ちょうどその時、「ブモーッ」としか表現出来ないような大きな声で、その竜脚類が鳴いた。まるで牛みたいだな。鷹志は思った。
岸辺を見ると、当然のように、先程のカメラマンが、必死な様子で、ビデオカメラを向けていた。そりゃあそうだろう。コレは、一世一代の大スクープなのだ。でも、アレ?おかしいぞ。僕は今までに、モケーレ・ムベンベ発見のニュースを、聞いた事が無い……。
鷹志がそんな事を考えていると、隣の由理子が、何やらゴソゴソ、運転席周りのスイッチを押している。するとビートルの、フロントトランクのフタが少し開いて、中から細長い、銃口のようなモノが現れた。
コンソール付近には、操縦桿のような形をした、何かの発射スイッチのようなモノが現れ、スピードメーターの上に、ヘッドアップディスプレイ型の照準器まで現れた。彼女は明らかに、今から何かしらの武器を使おうとしているようだ。
「ユリちゃん、一体何を……?」
鷹志が何か言いかけたその時、またモケーレ・ムベンベが「ブモーッ」と一声鳴いて、その首を水中に沈めてしまった。一部始終を撮り終えたカメラクルーたちが、機材の点検を始める。そこには、スチルカメラのメンバーも居るようだった。
由理子がおもむろに、空中でホバリング中のビートルの向きを調整し、銃口を地上の探検隊に向ける。そして、照準が安定すると、何かの発射スイッチを押した。

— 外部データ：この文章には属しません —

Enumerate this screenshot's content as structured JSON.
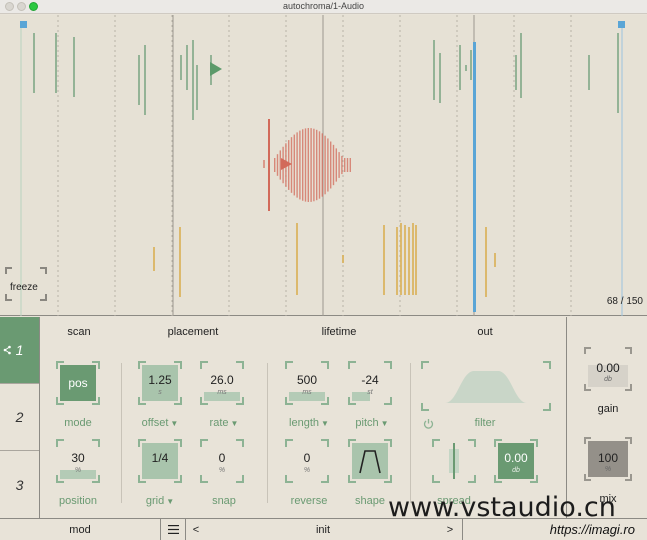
{
  "window": {
    "title": "autochroma/1-Audio"
  },
  "visualizer": {
    "freeze_label": "freeze",
    "counter_current": "68",
    "counter_sep": "/",
    "counter_total": "150",
    "colors": {
      "green": "#7fa886",
      "red": "#d26a5a",
      "yellow": "#d9b25a",
      "blue": "#5aa5d6"
    }
  },
  "tabs": [
    "1",
    "2",
    "3"
  ],
  "sections": {
    "scan": "scan",
    "placement": "placement",
    "lifetime": "lifetime",
    "out": "out"
  },
  "controls": {
    "mode": {
      "value": "pos",
      "label": "mode"
    },
    "position": {
      "value": "30",
      "unit": "%",
      "label": "position"
    },
    "offset": {
      "value": "1.25",
      "unit": "s",
      "label": "offset"
    },
    "rate": {
      "value": "26.0",
      "unit": "ms",
      "label": "rate"
    },
    "grid": {
      "value": "1/4",
      "label": "grid"
    },
    "snap": {
      "value": "0",
      "unit": "%",
      "label": "snap"
    },
    "length": {
      "value": "500",
      "unit": "ms",
      "label": "length"
    },
    "pitch": {
      "value": "-24",
      "unit": "st",
      "label": "pitch"
    },
    "reverse": {
      "value": "0",
      "unit": "%",
      "label": "reverse"
    },
    "shape": {
      "label": "shape"
    },
    "filter": {
      "label": "filter"
    },
    "spread": {
      "label": "spread"
    },
    "out_db": {
      "value": "0.00",
      "unit": "db"
    }
  },
  "gain": {
    "value": "0.00",
    "unit": "db",
    "label": "gain"
  },
  "mix": {
    "value": "100",
    "unit": "%",
    "label": "mix"
  },
  "footer": {
    "mod": "mod",
    "menu_icon": "hamburger-icon",
    "prev": "<",
    "preset": "init",
    "next": ">",
    "site": "https://imagi.ro"
  },
  "watermark": "www.vstaudio.cn"
}
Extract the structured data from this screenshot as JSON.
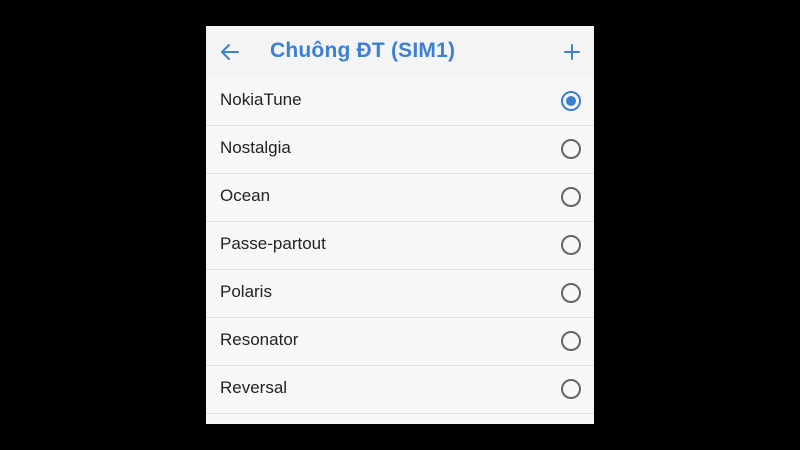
{
  "header": {
    "title": "Chuông ĐT (SIM1)",
    "back_icon": "arrow-left-icon",
    "add_icon": "plus-icon",
    "accent_color": "#3d7fd4"
  },
  "ringtones": [
    {
      "label": "NokiaTune",
      "selected": true
    },
    {
      "label": "Nostalgia",
      "selected": false
    },
    {
      "label": "Ocean",
      "selected": false
    },
    {
      "label": "Passe-partout",
      "selected": false
    },
    {
      "label": "Polaris",
      "selected": false
    },
    {
      "label": "Resonator",
      "selected": false
    },
    {
      "label": "Reversal",
      "selected": false
    }
  ]
}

別に目に見えるモノは、何も発射されなかった。しかし、思わず探検隊の一行を心配する鷹志。彼らは無事のようだ。いや、待て。何か大騒ぎをしている。すっかりテンヤワンヤだ。
「これはね……。」由理子が喋り出した。
「……単一指向性電磁波発生装置なの。」
「えっ?」
彼女の口からは、珍しいとも思えるような単語が飛び出し、面食らう鷹志。
「この武器は、あらゆる磁性データを無効化するの。フィルムに刻まれた、アナログデータも壊せるのよ。」
「……さては伯爵だな。」
「そう。私が頼んで作ってもらったの。だって未確認生物は、未確認のまま居させてあげたいじゃない?」
「……でも、このまま森林伐採や土地開発が進めば、焼け石に水。発見されるのも、時間の問題だけれどね?」
「分かっているわよ。そんな事……それでも、見つかる事を、少しでも先延ばしにしてあげたいのよ。」
由理子は真剣な顔で、そう言ったのである。